Documentary, Human Rights Reports Chronicle Zimbabwe’s Use of Rape Against Dissidents

The United Nations Regional Information Networks recently carried a report about the premier of “In A Dark Time,” a documentary about groups affiliated with Zimbabwe’s corrupt government using rape as a weapon against dissidents in that country.

For example, the film includes a 16-year-old girl describing how a pro-government militia seize her and her siblings and then raped her as a punishment for her mother’s support of Zimbabwe’s main opposition party.

Amnesty International, Human Rights Watch, the International Crisis Group, and Physicians for Human Rights have all documented the ongoing systematic use of rape in Zimbabwe over the past several years. A 2002 Amnesty International report warned of “mounting reports of rape and sexual torture by the [pro-government] militia . . .”

UNRIN reports that studies of the use of torture and other illegal tactics by the government of Zimbabwe and its supporters have found that 40 percent of those subjected to such attacks have been women, who are frequently stripped naked and beaten. Beginning in the summer of 2001, pro-government supporters began using rape and other means of sexual torture with increasing frequency against female supporters of the opposition.

According to UNRIN, the pro-government militias are also illegally kidnapping women and forcing them into concubinage. The young women are forced to perform various domestic duties for the soldiers as well as have sex with them.

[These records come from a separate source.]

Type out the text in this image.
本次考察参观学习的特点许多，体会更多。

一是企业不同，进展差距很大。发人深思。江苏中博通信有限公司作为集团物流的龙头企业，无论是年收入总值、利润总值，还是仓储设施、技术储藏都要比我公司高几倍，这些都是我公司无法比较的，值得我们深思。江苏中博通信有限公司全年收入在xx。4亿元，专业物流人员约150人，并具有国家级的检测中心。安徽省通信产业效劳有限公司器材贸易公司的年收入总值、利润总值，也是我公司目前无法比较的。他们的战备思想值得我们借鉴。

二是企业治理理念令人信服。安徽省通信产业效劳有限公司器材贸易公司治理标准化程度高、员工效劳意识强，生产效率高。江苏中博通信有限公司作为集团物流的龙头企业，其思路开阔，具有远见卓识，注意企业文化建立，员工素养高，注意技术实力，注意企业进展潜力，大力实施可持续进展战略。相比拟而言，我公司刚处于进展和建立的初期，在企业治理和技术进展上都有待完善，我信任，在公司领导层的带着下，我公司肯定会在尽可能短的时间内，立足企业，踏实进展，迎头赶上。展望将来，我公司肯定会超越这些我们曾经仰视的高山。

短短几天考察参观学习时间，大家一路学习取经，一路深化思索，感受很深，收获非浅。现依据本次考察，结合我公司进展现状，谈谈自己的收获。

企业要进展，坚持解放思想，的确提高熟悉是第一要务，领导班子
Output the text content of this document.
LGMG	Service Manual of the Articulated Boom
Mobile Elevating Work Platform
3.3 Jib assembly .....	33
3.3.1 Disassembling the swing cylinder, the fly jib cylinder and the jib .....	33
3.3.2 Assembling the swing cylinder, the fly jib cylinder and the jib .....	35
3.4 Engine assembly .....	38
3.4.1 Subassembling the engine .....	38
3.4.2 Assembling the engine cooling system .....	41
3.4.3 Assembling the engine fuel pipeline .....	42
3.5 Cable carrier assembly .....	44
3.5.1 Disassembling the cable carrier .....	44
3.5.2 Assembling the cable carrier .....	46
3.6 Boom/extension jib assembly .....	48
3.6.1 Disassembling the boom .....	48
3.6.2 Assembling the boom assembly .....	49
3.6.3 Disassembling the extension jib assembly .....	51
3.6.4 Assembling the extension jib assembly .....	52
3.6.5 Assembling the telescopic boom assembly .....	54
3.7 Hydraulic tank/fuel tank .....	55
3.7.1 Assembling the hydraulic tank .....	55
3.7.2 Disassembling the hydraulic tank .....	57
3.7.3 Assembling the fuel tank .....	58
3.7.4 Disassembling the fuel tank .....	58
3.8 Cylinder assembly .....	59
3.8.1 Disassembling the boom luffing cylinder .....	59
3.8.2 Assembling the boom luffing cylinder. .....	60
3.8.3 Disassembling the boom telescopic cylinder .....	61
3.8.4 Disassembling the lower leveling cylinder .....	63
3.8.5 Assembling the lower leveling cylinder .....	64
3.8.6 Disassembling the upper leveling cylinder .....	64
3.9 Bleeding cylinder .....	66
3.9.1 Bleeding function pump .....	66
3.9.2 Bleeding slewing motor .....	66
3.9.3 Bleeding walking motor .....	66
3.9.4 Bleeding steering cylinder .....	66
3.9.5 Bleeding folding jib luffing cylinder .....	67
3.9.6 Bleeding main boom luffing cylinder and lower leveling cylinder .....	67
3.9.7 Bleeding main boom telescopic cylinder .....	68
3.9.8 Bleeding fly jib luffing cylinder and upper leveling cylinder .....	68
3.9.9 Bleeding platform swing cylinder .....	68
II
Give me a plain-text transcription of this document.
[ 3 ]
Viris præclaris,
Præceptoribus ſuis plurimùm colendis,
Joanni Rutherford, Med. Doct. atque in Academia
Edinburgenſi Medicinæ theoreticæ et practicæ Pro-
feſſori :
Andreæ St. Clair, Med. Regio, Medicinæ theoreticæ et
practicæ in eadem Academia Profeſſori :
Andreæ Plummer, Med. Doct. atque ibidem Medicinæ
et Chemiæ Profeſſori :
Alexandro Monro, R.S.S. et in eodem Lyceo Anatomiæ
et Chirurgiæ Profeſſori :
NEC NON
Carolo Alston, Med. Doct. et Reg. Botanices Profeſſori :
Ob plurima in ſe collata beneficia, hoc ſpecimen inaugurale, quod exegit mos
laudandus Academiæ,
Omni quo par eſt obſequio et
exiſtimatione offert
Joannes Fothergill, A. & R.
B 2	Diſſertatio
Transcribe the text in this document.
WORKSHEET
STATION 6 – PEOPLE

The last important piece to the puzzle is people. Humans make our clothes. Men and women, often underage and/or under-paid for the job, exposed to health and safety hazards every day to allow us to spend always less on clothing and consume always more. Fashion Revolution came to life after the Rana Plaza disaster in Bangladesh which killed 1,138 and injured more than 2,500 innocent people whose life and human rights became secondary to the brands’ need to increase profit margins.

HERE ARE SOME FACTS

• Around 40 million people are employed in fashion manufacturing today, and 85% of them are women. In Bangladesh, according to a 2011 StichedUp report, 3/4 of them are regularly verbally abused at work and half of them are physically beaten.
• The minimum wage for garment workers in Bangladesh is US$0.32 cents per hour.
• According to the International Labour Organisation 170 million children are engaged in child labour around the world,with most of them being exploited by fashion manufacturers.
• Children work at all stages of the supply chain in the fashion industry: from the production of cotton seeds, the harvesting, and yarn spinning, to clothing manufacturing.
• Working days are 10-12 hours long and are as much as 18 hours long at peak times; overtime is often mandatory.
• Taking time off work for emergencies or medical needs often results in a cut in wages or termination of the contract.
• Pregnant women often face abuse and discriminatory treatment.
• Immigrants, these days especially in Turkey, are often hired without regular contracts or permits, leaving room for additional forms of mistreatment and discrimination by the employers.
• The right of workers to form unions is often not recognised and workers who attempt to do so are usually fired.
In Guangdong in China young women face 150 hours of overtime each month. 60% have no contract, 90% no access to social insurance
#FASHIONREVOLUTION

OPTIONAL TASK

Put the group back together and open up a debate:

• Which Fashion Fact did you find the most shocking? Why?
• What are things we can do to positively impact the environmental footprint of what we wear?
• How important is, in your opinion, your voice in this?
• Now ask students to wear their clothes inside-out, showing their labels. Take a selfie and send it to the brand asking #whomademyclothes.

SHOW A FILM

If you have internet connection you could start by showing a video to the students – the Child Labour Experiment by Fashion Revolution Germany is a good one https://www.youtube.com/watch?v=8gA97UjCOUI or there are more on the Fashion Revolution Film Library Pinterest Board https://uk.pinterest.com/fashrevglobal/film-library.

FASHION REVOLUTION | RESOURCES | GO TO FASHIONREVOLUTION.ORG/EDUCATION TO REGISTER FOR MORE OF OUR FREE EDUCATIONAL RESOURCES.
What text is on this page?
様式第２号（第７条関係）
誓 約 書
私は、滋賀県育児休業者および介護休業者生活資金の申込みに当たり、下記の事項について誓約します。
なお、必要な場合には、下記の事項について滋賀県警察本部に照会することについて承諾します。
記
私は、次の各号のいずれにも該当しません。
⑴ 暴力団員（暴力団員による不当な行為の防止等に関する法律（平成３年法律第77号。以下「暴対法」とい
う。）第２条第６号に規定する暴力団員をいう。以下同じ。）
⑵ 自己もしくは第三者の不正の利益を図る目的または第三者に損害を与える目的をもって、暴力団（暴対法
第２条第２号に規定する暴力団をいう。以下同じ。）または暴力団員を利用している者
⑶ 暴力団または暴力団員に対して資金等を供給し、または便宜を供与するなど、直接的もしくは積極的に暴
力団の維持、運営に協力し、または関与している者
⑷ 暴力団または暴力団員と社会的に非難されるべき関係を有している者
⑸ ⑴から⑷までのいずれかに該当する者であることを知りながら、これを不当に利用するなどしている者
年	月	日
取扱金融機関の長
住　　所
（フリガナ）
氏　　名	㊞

All of this, of course, is a direct violation of the Geneva Convention and other international treaties. Ironically, the documentary about these abuses was premiered in South Africa. South AFrica’s Thabo Mbeki has been a leading proponent of a policy of constructive engagement toward Zimbabwe, and has called, for example, for the readmission of Zimbabwe to the Commonwealth after its membership was suspended due to rising levels of political violence (Mbeki has also restored to calling critics of his appeasement policy “white supremacists”).

Source:

Focus on rape as a political weapon. UN Integrated Regional Information Networks, April 8, 2003.